Term Taken: 2020 Spring
Remote Teaching due to COVID19
Instructor: Prof. Lee Pak Ching Patrick
- Programming assignments x3 (60%)
- Final exam (40%)
For ESTR students, there are 5 programming assignments instead.
Computer Networking: A Top-Down Approach. (J. Kurose and K. W. Ross)
- Socket programming.
- Multi-threaded programming.
- Application layer: HTTP, FTP, DNS.
- Transport layer: UDP, TCP, RDT principles.
- Network layer: IP, DHCP, NAT, ICMP, VPN, NFQUEUE.
- Link state and distance vector algorithms.
- Fairness and scheduling algorithms.
- RIP, OSPF, BGP.
- Link layer: ARP, ethernet, hub vs switch.
Additional topics for ESTR:
- Applied cryptography.
- OpenSSL programming.
- TCP exploits.
- Port scans and DDoS.
- Firewalls and NIDS.
- Cellular network exploits.
This is an extremely important course for CS students, it basically teaches the inner workings of modern internet. The course roughly followed the textbook, and went from the top to the bottom of the network stack. That is, from application, transport, network, to link layer. The physical layer was not covered since most of it doesn’t belong to the fields of computer science.
The contents of the course were super interesting for me because before taking the course, internet was like wizardry for me. I took it for granted that it connects the whole world together, but I hadn’t got a single clue on how it achieves this. After taking the course, I finally realized that a simply click on a website requires a whole ton of data sending back and forth from different parties across the world. And the most basic idea of ensuring correct, lossless, and in order data transmissions requires very intricate and clever designs.
Though the course introduced us to almost the whole network stack, the main focus was on the transport layer and network layer. For the transport layer, we spent a lot of time discussing the principles of reliable data transfer by tackling different errors one at a time. Then we delved into the actual implementation of modern TCP. As for the network layer, routing algorithms and principles were a heavy topic. However, it should be straightforward for people good at algorithms, since routing algorithms are generally based on Dijkstra’s Shortest Path Algorithm and Bellman-Ford’s Algorithm.
There were three programming assignments for the regular CSCI4430 and two more for ESTR4120, all assignments were done together by a team of 2-3 people.
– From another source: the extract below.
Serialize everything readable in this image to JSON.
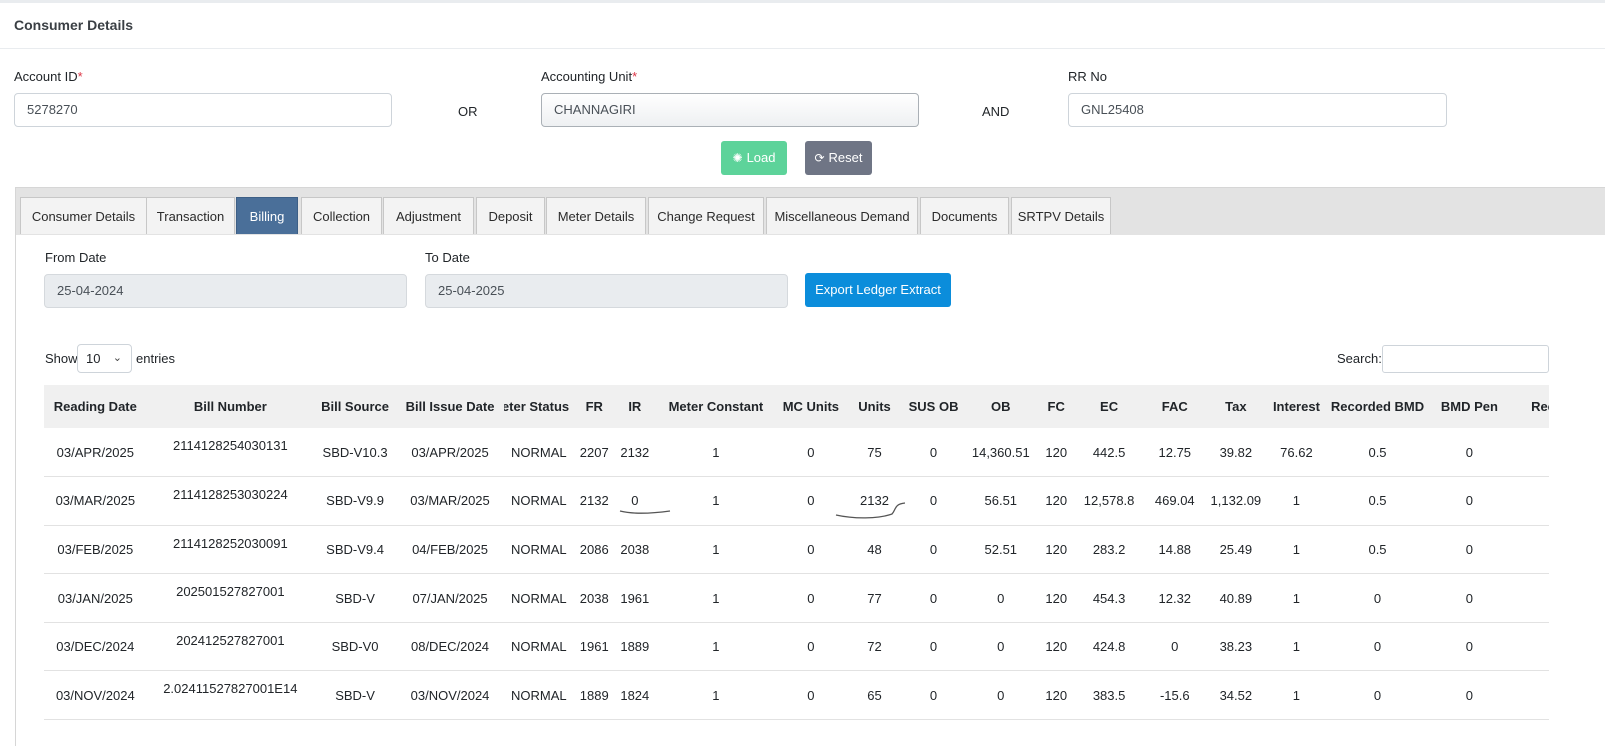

The first assignment was to get us familiar with multi-threaded programming and the use of TCP sockets in Linux, it required us to develop a multi-client single server FTP system. Though it was time consuming, it wasn’t too hard. The second assignment was to upgrade the first assignment to be failure-tolerant by calling an erasure coding library and making it a multi-client multi-server FTP. Since this was based on the first assignment, it was extremely important to get full marks in the first assignment, otherwise the mark deduction could cascade. The second assignment was a little trickier since we had to understand the erasure coding library first, then modify our FTP program accordingly. The third assignment was about NAT in the network layer. The task was to implement a NAT system with traffic shaping by capturing UDP packets and translating the (source IP, destination IP, source port, destination port) tuple for inbound and outbound traffic. The most difficult part of this assignment was to figure out the library interfaces of libnetfilter_queue, since the documentation was rather lacking. On top of that, the multi-threading programming in this assignment was also a little tricky, since the correct timing of mutex locks and unlocks were very important. As for the ESTR assignments, I got nothing to say since both of them were fully done by my teammate, big thanks to him.
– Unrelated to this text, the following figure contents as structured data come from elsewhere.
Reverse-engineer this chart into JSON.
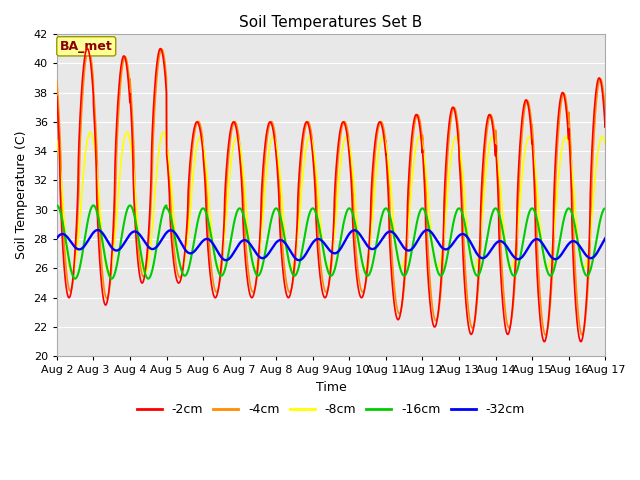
{
  "title": "Soil Temperatures Set B",
  "xlabel": "Time",
  "ylabel": "Soil Temperature (C)",
  "ylim": [
    20,
    42
  ],
  "xlim": [
    0,
    360
  ],
  "annotation": "BA_met",
  "annotation_color": "#8B0000",
  "annotation_bg": "#FFFF99",
  "bg_color": "#E8E8E8",
  "grid_color": "#FFFFFF",
  "line_color_2cm": "#FF0000",
  "line_color_4cm": "#FF8C00",
  "line_color_8cm": "#FFFF00",
  "line_color_16cm": "#00CC00",
  "line_color_32cm": "#0000FF",
  "xtick_labels": [
    "Aug 2",
    "Aug 3",
    "Aug 4",
    "Aug 5",
    "Aug 6",
    "Aug 7",
    "Aug 8",
    "Aug 9",
    "Aug 10",
    "Aug 11",
    "Aug 12",
    "Aug 13",
    "Aug 14",
    "Aug 15",
    "Aug 16",
    "Aug 17"
  ],
  "xtick_positions": [
    0,
    24,
    48,
    72,
    96,
    120,
    144,
    168,
    192,
    216,
    240,
    264,
    288,
    312,
    336,
    360
  ],
  "ytick_positions": [
    20,
    22,
    24,
    26,
    28,
    30,
    32,
    34,
    36,
    38,
    40,
    42
  ]
}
In conclusion, this was the most enjoyable computer science course I’ve taken so far (not exaggerating). The information provided in this course was huge but all very useful, and the programming assignments were challenging and fun. I would recommend every computer science students take on the challenge and register this course, since it would be weird if you graduated from CS, but know nothing about how internet works.
P.S. Also a great thanks to Prof. Lee for taking me as one of his final year project students.